Kernel Log: Coming in 2.6.37 (Part 4) – Architecture and infrastructure code
Thorsten Leemhuis
The kernel now includes some components for supporting operation as a Xen host (Dom0). Switching into and out of sleep mode should be accelerated by the use of LZO compression. Following years of work, almost all parts of the kernel are now able to run without using the big kernel lock (BKL).
On releasing 2.6.37-rc6 last week, Linus Torvalds reiterated that he hoped to release Linux kernel 2.6.37 after the holiday period, around the turn of the year. However things have not been running quite as smoothly as he might like – something which probably also applies to the seventh pre-release version, due for release shortly, since a change aimed at improving hardware resource allocation has now been reverted.
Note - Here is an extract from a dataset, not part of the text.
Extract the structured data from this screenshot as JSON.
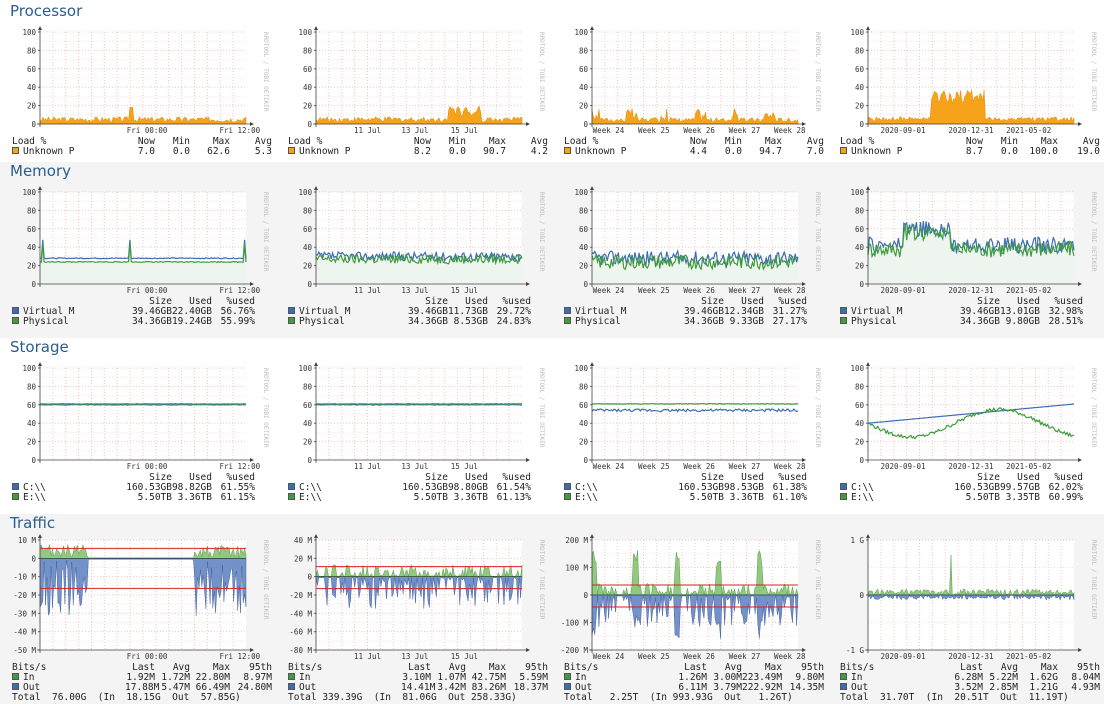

This, Part 4 of our "What's coming in 2.6.37" Kernel Log series, provides an overview of these and other changes in platform-specific and infrastructure-related kernel code. Part 1 of the series dealt with graphics hardware-related changes, Part 2 with file system changes and the Part 3 with changes to network and storage code. The fifth and final part will be published around the turn of the year and will deal with other drivers and the kernel subsystems in which they are found.
Bye bye BKL
By mentioning it explicitly on releasing the first pre-release version of 2.6.37, Linus Torvalds has focused attention on one particular change – the core of the Linux kernel now no longer needs the big kernel lock (BKL). The BKL is a locking method dating back to the early days of multi-processor support in Linux and is aimed at preventing conflicts where shared data structures are accessed simultaneously. Back then, it was considered relatively easy to implement, but operated as a system-wide lock. This adversely affects performance on systems with larger numbers of processor cores and can result in undesirably long system call latencies in real time environments.
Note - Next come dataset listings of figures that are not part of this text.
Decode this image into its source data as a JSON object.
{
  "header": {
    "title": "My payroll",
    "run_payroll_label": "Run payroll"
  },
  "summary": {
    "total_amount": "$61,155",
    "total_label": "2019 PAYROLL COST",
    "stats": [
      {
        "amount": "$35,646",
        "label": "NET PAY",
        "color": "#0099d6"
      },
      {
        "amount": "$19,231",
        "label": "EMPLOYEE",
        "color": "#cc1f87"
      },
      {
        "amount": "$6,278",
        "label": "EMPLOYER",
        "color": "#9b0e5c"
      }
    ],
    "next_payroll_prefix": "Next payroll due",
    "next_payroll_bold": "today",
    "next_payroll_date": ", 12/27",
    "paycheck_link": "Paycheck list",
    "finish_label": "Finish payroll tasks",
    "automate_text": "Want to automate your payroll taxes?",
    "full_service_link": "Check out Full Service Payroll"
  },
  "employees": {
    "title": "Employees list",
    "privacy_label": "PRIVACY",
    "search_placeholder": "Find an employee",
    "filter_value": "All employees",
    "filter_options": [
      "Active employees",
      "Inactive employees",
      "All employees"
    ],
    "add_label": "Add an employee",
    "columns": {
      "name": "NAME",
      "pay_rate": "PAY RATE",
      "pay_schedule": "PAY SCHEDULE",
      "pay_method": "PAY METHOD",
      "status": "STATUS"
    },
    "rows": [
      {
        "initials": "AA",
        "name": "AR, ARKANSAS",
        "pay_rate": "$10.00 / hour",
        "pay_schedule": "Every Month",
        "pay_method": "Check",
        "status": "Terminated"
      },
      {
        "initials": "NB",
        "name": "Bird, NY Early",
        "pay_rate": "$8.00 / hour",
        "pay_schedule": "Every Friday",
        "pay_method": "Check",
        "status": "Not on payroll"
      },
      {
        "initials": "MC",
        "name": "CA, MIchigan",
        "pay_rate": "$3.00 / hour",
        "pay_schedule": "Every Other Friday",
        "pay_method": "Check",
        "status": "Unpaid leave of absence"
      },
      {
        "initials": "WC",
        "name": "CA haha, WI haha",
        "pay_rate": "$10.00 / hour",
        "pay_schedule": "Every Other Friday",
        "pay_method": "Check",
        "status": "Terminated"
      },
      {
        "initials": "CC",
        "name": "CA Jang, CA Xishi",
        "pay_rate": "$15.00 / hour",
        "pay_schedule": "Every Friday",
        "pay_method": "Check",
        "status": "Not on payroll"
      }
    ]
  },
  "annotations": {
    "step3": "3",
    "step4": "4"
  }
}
A new option now allows kernels to be configured to be completely BKL free. This does mean avoiding the handful of drivers and file systems which still use the BKL, but most of these are of no relevance for modern systems – with the possible exception of the UDF file system. Patches to allow UDF, required for some DVDs, to run without the BKL arrived too late to be merged into 2.6.37 and are instead likely to feature in 2.6.38.
Process management and tracing
The scheduler now tries to avoid migrating real time tasks to other processor cores. When allocating processors, the scheduler now no longer accounts the time the processor takes processing IRQs to the currently active processor, with the result that it no longer receives less time than intended.
The '-V' switch causes perf's probe command to list all local variables at probe points; '--externs' allows all accessible global variables to be listed. Also new is basic support for modules in 'perf probe'.
The new jump labelling (see e.g. 1, 2, 3, 4, 5) should further reduce overhead relating to on and off functions for tracepoints – details can be found in a short article on LWN.net. Field testing has, however, shown that this does not yet do quite what it should, so that it may yet be deactivated before 2.6.37 hits the streets.
Security
The kernel's crypto daemon now includes an AEAD (Authenticated Encryption with Associated Data) interface. It is now possible, via a sysctl call, to specify whether normal users should have access to dmesg-readable syslog information, or whether this should be restricted to users with CAP_SYS_ADMIN capability. This is aimed at hindering attacks which make use of information from syslog.
Read restrictions for /proc/kallsyms intended to make life more difficult for attackers have now been reverted due to problems with userland applications. Background information on this can be found in the LWN-net article 'Making attacks a little harder'. An implementation that encoded a policy into the kernel was proposed some days after the withdrawal of these changes, but did not meet with wholehearted approval.